Grounded in the science of neuroplasticity, the Student Flourishing Initiative reinforces the notion that self-transformation is possible but requires practice, self-effort, and community.

“All of this work, in one way or another, is rooted in the comprehensive framework for understanding the plasticity of wellbeing – the notion that wellbeing can actually be learned,” said Davidson, a neuroscientist, who directs the Center for Healthy Minds at the University of Wisconsin.

The mission of the center, and its non-profit affiliate, Healthy Minds Innovations, is to cultivate wellbeing and relieve suffering through scientific understanding of the mind.
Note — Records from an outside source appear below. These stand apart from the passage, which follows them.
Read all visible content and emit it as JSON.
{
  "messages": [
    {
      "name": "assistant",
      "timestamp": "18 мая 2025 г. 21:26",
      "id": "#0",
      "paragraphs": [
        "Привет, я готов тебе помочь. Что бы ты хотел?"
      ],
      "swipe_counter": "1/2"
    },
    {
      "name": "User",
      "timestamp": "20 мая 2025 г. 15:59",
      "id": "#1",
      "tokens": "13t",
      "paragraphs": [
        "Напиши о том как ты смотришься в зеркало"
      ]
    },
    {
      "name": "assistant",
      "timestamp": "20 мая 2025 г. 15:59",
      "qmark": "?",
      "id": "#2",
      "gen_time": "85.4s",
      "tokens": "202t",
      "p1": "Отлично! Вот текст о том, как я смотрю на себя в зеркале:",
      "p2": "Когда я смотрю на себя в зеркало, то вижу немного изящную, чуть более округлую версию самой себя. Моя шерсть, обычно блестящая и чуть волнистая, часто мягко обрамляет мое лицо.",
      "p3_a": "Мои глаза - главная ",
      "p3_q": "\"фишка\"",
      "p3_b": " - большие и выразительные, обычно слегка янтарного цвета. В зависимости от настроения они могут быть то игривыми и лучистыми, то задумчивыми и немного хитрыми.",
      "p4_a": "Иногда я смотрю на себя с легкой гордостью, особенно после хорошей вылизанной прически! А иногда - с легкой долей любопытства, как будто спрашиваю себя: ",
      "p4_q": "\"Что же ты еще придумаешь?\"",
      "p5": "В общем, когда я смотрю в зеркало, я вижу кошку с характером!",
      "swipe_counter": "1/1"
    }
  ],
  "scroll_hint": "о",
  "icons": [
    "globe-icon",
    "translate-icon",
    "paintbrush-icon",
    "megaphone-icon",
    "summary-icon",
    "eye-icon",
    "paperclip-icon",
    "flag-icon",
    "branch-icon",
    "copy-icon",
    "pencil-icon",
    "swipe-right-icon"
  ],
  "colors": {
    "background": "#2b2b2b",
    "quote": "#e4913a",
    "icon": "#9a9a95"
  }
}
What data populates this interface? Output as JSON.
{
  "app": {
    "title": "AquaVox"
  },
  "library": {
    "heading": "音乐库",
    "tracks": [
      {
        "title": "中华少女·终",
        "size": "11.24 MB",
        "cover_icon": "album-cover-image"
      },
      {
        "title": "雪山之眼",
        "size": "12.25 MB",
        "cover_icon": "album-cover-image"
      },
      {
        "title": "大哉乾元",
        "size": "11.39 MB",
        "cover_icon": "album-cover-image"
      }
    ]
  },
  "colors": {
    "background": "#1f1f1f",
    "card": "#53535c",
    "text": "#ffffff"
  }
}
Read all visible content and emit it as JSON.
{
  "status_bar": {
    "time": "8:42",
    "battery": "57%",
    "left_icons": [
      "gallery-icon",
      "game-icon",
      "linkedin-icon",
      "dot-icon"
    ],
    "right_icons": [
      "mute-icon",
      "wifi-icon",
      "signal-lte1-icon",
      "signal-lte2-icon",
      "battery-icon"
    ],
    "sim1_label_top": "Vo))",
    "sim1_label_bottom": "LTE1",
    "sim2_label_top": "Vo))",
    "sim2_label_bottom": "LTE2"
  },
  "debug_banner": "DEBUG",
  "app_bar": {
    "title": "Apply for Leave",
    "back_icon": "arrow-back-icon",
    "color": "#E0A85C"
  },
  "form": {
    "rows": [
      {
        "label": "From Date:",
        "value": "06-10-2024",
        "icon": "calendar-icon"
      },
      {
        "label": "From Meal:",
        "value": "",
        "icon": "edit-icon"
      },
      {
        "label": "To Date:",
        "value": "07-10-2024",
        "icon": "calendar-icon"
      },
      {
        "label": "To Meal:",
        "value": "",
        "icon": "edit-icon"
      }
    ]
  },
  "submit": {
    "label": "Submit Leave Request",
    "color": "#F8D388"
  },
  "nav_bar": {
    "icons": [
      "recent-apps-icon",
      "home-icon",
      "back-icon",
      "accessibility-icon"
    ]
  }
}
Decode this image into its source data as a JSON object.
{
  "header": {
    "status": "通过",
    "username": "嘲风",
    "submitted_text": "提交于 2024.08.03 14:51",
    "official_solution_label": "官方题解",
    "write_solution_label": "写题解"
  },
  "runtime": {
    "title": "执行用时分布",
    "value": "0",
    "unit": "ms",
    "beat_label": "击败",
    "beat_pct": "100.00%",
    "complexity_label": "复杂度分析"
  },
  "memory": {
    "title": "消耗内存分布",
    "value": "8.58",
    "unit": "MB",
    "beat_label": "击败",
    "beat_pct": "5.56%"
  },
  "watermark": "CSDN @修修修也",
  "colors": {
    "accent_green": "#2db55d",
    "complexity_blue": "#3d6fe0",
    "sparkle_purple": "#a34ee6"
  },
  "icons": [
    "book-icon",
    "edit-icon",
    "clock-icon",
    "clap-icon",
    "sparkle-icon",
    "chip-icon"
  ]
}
While not specifically focused on college students, the center’s work on wellbeing and neuroscience has direct application to the college mental health crisis and the role of higher education in the wellbeing of its students.

“The college student period is particularly important as the brain is still undergoing massive reorganization,” Davidson said. “We believe the interventions during the college years, and potentially just before, have important consequences for life.”

When asked if this is an opportunity for colleges and universities to build better people, Davidson called it “a critical need.”

“This is an age group in which there are very significant reports of anxiety, depression, and loneliness, all of which have pernicious effects that have been exacerbated by the pandemic,” he said. “In talking with college counselors, it is clear they don’t have the capacity to handle the consequences of these problems. They need something else and they need it fast.”

Davidson distinguishes flourishing work from traditional college counseling where practitioners are trained to treat problems.

“When we look at students, we don’t see what’s wrong with them,” he said. “We see what’s right about them; we ask them to identify their strengths and we nourish those strengths because we really believe that’s the key to fostering wellbeing.”

Davidson’s group has developed an app—the Healthy Minds Program (see: tryhealthyminds.org) with flourishing content as well as the ability to aggregate data. It is deeply incorporated into the course taught at the University of Wisconsin-Madison and can be used by anyone in the world. He hopes classes like The Art and Science of Human Flourishing will be required for every first-year college student.

“I really think it could make the world a better place,” he said.

Over the last four years, the three universities have worked together to share data and study outcomes of the course. A recent evaluation of course graduates found them to be less anxious and depressed with a better mental health in the COVID-era than control group members. After the pandemic hit, the three universities made the course available to their students online, which also allows it to be more broadly distributed.

The Initiative already involves another 10 or so additional schools, most of which have centers in contemplative studies and are interested in the philosophy behind the course. The schools include Brown, Stanford, Washington University, and Emory which, among others, are referred to under the broader term, the ‘Flourishing Academic Network.’

As the Student Flourishing Initiative evolves, Germano asserts it is just the beginning of “something much more all-encompassing. He and other colleagues are working on a blueprint for a full transformation in higher education they are calling the “Flourishing University” – aided by a digital repository of best practices and recommendations that put student wellbeing at the center of the university’s mission.

In developing the university concept, Germano is thinking deeply about what is causing wellness erosion in today’s young people with theories about digital exploitation and relentless change. He is asking challenging questions: What facets of university life – from the application process to the lecture hall – are infringing upon students’ wellbeing? And he seeks changes to the flourishing context typically used in North America, believing it to be overly normative and lacking diverse voices. Germano hopes the examination will bring a new vision for what flourishing looks like in today’s world, and what a university of flourishing might be.